Pip: Msimulizi Community News is covering the Indian Ocean this week — not the tourism brochure version, but the one where thousands of women wade in every morning to tend crops that hold an entire coastal economy together.

Mara: That's right. Writing for Msimulizi Community News, msimulizi brings us into Zanzibar's seaweed industry — the climate pressures bearing down on it, and what the global blue economy opportunity could mean for the women at its center. Let's start with the industry itself and what a decade of climate stress has actually done to production.

Seaweed Farming Under Climate Pressure

Mara: Zanzibar's seaweed sector has been commercially active since 1989, but the past decade tells a story of slow erosion — output that peaked, fell, partially recovered, and hasn't fully come back.

Pip: The numbers frame it clearly. Production dropped from roughly 11,000 metric tonnes in 2015 to about 9,700 in 2020, before climbing again to around 10,900 in 2023 — then slipping once more to an estimated 10,500 in 2024. That's not collapse, but it's not recovery either.

Mara: And the human scale matters here. An estimated 20,000 to 25,000 farmers depend on this industry, the vast majority of them women in coastal communities, relying on seaweed income for food, education, and healthcare.

Pip: So when yields fall, it's not an export statistic that takes the hit — it's school fees.

Mara: Exactly. The post identifies rising sea temperatures, shifts in water quality, and "ice-ice" disease — a bacterial condition that weakens seaweed and cuts yields — as the primary drivers. Higher-value Cottonii varieties have been hit hardest, pushing farmers toward lower-value species.

Pip: Which is the kind of slow squeeze that doesn't make headlines but quietly hollows out a livelihood.

Mara: On the response side, the post points to the MAWIMBI Project, a Canada-based diaspora-led initiative. Arafat Mustafa of the Zanzibar Canadian Diaspora Association put it directly: "We are working with the MAWIMBI Project to identify practical solutions that will help women seaweed farmers access deep-water farming technology and reach international markets."

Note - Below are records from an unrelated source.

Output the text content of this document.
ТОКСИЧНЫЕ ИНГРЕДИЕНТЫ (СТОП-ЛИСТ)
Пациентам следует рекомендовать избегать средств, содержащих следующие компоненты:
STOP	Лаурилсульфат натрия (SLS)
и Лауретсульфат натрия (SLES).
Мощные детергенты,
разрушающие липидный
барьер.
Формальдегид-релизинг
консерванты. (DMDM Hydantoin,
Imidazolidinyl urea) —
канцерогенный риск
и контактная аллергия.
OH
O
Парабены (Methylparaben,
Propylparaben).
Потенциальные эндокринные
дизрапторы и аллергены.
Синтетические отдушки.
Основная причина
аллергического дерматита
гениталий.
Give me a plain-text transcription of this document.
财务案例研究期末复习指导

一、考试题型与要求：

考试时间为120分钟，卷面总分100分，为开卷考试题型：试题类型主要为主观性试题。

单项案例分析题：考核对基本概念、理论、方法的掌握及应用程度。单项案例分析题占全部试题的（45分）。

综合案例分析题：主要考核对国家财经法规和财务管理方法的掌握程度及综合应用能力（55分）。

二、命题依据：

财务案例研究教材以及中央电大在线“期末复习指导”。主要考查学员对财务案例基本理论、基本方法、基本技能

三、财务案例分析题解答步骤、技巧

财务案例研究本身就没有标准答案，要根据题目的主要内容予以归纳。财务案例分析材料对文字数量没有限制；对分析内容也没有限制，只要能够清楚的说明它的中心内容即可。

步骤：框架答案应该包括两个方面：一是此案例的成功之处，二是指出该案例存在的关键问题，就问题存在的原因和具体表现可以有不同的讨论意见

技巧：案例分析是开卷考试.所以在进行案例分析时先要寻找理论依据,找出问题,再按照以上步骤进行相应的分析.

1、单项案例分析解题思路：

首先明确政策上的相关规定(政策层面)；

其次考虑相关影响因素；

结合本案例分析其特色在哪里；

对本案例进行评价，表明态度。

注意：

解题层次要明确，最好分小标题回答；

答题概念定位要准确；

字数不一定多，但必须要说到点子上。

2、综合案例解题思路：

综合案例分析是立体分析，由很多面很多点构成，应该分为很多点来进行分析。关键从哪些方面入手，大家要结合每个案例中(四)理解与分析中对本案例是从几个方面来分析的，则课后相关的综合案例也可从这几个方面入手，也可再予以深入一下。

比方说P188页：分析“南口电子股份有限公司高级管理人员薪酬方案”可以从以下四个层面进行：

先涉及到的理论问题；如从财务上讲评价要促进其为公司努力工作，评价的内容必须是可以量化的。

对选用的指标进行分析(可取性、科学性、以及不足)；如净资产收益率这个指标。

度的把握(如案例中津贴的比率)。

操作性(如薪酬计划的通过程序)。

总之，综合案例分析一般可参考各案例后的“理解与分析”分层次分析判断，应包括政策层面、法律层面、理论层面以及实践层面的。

Pip: Deep-water farming, heat-tolerant varieties, local processing — the argument is that resilience requires more than planting more seaweed in the same stressed shallows.

Mara: And that value addition piece connects directly to who's actually doing this work.

Women at the Center of a Blue Economy Shift

Mara: The industry's climate vulnerability lands hardest on the people who built it — and that's where a second piece zooms in, on what the global seaweed market's growth actually means for Zanzibar's women farmers specifically.

Pip: The global numbers are striking. UN Trade and Development's David Vivas Eugui puts it plainly: "Seaweed can increase opportunities for income diversification, new business activities and local employment, thus empowering women, youth and indigenous people."

Mara: That market grew from five billion dollars in 2000 to seventeen billion in 2021, with applications now extending into biodegradable plastics, pharmaceuticals, and biofuels. Nearly forty percent of seaweed start-ups globally are now led by women. Zanzibar's farmers are already inside this sector — the question is whether investment and policy catch up.

Pip: The opportunity is real. Whether it arrives before the warming water does is the harder question.


Mara: What both posts keep returning to is the same pressure point — a community already doing the work, waiting on the infrastructure and partnerships to make it sustainable.

Pip: The ocean isn't waiting. We'll see what the next dispatch brings.